Gemma 4 abliterated fine-tune adds multimodal reasoning to uncensored weights
DavidAU released an uncensored Gemma 4 fine-tune combining abliteration with image-text-to-text capability and custom thinking architecture.
DavidAU released an uncensored Gemma 4 fine-tune this week that strips safety filters from Google's base model while adding multimodal image-text-to-text capability. The checkpoint, named gemma-4-E2B-it-The-DECKARD-Expresso-ONE-Universe-HERETIC-UNCENSORED-Thinking, uses abliteration—a technique that removes safety refusal behavior from model weights—and ships in safetensors format for local inference on ComfyUI, Ollama, and similar toolchains. The model card tags it "heretic" and "uncensored," signaling unrestricted prompting for practitioners.
The DECKARD Expresso naming suggests a custom thinking layer or reasoning scaffold on top of Gemma 4, though the model card does not detail the training recipe or parameter count.

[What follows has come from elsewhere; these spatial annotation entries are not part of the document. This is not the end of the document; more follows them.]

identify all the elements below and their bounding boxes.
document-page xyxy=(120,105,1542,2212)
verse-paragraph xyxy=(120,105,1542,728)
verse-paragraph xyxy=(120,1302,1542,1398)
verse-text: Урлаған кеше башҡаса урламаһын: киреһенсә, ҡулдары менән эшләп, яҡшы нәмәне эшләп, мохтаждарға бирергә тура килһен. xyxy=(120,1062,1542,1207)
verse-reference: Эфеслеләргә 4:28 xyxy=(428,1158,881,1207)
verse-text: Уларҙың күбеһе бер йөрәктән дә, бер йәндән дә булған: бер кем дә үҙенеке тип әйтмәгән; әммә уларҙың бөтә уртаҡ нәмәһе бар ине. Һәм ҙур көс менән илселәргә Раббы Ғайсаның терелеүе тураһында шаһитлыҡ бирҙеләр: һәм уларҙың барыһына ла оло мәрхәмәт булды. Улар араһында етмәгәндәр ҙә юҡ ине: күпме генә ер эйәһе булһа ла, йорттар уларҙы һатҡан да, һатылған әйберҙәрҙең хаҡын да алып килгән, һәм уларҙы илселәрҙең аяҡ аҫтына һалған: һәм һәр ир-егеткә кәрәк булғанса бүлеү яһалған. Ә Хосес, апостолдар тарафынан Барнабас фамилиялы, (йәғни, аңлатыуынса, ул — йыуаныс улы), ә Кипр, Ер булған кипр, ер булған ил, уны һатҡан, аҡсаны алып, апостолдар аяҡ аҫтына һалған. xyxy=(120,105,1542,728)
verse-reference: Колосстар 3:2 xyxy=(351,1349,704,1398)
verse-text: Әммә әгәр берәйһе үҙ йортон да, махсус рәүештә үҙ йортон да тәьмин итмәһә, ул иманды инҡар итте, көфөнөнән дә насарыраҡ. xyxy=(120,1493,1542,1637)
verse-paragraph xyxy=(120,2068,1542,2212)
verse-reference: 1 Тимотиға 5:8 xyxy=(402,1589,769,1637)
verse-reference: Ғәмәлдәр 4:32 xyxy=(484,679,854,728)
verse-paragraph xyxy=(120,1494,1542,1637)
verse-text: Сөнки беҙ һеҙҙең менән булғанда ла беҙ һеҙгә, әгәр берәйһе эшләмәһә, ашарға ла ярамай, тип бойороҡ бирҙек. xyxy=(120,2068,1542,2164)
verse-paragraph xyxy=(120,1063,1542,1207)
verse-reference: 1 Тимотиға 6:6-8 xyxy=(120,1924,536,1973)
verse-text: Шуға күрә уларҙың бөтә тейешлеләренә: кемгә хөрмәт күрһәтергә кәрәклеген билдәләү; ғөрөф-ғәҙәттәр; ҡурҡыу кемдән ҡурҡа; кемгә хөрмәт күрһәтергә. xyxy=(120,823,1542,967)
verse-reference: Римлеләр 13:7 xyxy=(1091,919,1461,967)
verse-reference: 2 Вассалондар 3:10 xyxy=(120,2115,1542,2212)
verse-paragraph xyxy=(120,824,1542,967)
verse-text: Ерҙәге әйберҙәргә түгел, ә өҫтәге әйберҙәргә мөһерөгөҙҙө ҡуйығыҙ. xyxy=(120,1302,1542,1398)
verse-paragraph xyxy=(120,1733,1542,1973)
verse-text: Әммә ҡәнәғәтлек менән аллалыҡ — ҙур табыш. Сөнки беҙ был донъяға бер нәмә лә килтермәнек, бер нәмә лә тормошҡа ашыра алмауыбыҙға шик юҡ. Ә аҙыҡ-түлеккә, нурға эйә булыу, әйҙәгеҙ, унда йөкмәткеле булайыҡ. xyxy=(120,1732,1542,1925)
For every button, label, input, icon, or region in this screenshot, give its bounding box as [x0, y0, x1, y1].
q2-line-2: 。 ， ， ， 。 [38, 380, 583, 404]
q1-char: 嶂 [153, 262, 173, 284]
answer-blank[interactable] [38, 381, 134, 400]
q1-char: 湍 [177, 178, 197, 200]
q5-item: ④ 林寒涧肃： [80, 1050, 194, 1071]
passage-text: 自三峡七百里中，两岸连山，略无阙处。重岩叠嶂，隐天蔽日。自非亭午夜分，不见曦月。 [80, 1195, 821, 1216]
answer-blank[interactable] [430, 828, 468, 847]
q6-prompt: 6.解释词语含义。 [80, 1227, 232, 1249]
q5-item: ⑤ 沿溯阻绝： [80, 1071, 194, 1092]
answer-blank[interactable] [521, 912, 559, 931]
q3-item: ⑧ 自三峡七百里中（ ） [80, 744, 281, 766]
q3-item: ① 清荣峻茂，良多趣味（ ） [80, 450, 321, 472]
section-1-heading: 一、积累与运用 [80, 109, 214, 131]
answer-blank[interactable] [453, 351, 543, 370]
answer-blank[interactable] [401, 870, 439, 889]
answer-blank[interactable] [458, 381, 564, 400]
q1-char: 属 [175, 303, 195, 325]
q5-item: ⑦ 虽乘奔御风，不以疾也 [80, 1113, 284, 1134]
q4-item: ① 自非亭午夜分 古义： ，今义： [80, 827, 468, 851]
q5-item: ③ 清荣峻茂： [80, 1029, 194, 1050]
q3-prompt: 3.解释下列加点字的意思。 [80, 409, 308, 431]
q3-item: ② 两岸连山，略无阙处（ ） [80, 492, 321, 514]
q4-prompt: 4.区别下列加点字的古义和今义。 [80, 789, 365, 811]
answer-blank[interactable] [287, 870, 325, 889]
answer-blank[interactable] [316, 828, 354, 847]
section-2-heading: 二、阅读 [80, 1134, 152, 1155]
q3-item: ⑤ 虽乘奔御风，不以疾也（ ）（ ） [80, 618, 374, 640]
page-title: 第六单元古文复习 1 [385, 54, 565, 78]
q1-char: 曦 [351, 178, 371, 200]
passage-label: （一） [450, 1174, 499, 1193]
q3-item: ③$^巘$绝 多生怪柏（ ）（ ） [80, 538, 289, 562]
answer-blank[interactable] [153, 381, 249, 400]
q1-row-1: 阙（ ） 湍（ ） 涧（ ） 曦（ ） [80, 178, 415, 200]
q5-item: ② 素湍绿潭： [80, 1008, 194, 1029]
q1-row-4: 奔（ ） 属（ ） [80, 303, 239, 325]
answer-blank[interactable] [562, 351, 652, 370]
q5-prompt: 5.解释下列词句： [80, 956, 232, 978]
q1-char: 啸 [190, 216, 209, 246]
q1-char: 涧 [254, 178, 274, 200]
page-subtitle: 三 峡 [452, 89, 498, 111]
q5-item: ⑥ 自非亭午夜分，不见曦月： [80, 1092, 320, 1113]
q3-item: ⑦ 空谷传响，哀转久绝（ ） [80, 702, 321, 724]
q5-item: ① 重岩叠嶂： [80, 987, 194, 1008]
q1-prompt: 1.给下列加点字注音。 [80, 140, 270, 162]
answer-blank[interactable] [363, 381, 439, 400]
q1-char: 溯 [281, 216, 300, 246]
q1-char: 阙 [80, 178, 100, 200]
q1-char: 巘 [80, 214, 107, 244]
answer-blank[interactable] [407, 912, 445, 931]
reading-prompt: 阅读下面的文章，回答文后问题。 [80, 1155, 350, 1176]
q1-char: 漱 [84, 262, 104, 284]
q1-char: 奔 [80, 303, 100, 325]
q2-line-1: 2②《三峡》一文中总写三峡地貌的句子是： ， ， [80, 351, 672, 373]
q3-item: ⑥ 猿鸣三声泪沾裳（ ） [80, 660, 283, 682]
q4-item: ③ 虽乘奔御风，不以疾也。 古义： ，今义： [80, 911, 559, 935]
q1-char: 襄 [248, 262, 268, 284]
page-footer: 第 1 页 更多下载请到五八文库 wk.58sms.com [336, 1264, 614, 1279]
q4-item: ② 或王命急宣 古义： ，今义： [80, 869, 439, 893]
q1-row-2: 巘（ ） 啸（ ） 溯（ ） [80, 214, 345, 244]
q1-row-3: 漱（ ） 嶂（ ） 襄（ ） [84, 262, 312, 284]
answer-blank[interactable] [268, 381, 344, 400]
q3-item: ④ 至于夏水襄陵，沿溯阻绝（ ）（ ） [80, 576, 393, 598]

Abliteration has become standard practice in the open-weight community, targeting the refusal neurons that cause models to decline certain prompts. The technique originated with Llama fine-tunes and has since spread to Qwen, Mistral, and now Google's Gemma family. The any-to-any pipeline tag indicates the model handles multiple input and output modalities; image-text-to-text capability means users can feed an image alongside a text prompt and receive a text response, useful for captioning, visual question answering, and multimodal reasoning.
Google released Gemma 4 as an open-weight multimodal model earlier this year with built-in safety tuning that blocks adult content, violence, and other restricted categories. Third-party fine-tuners routinely strip those guardrails for use cases where content filtering is undesirable—creative writing, uncensored chatbots, and synthetic data generation. The checkpoint went live on HuggingFace on May 18, 2026.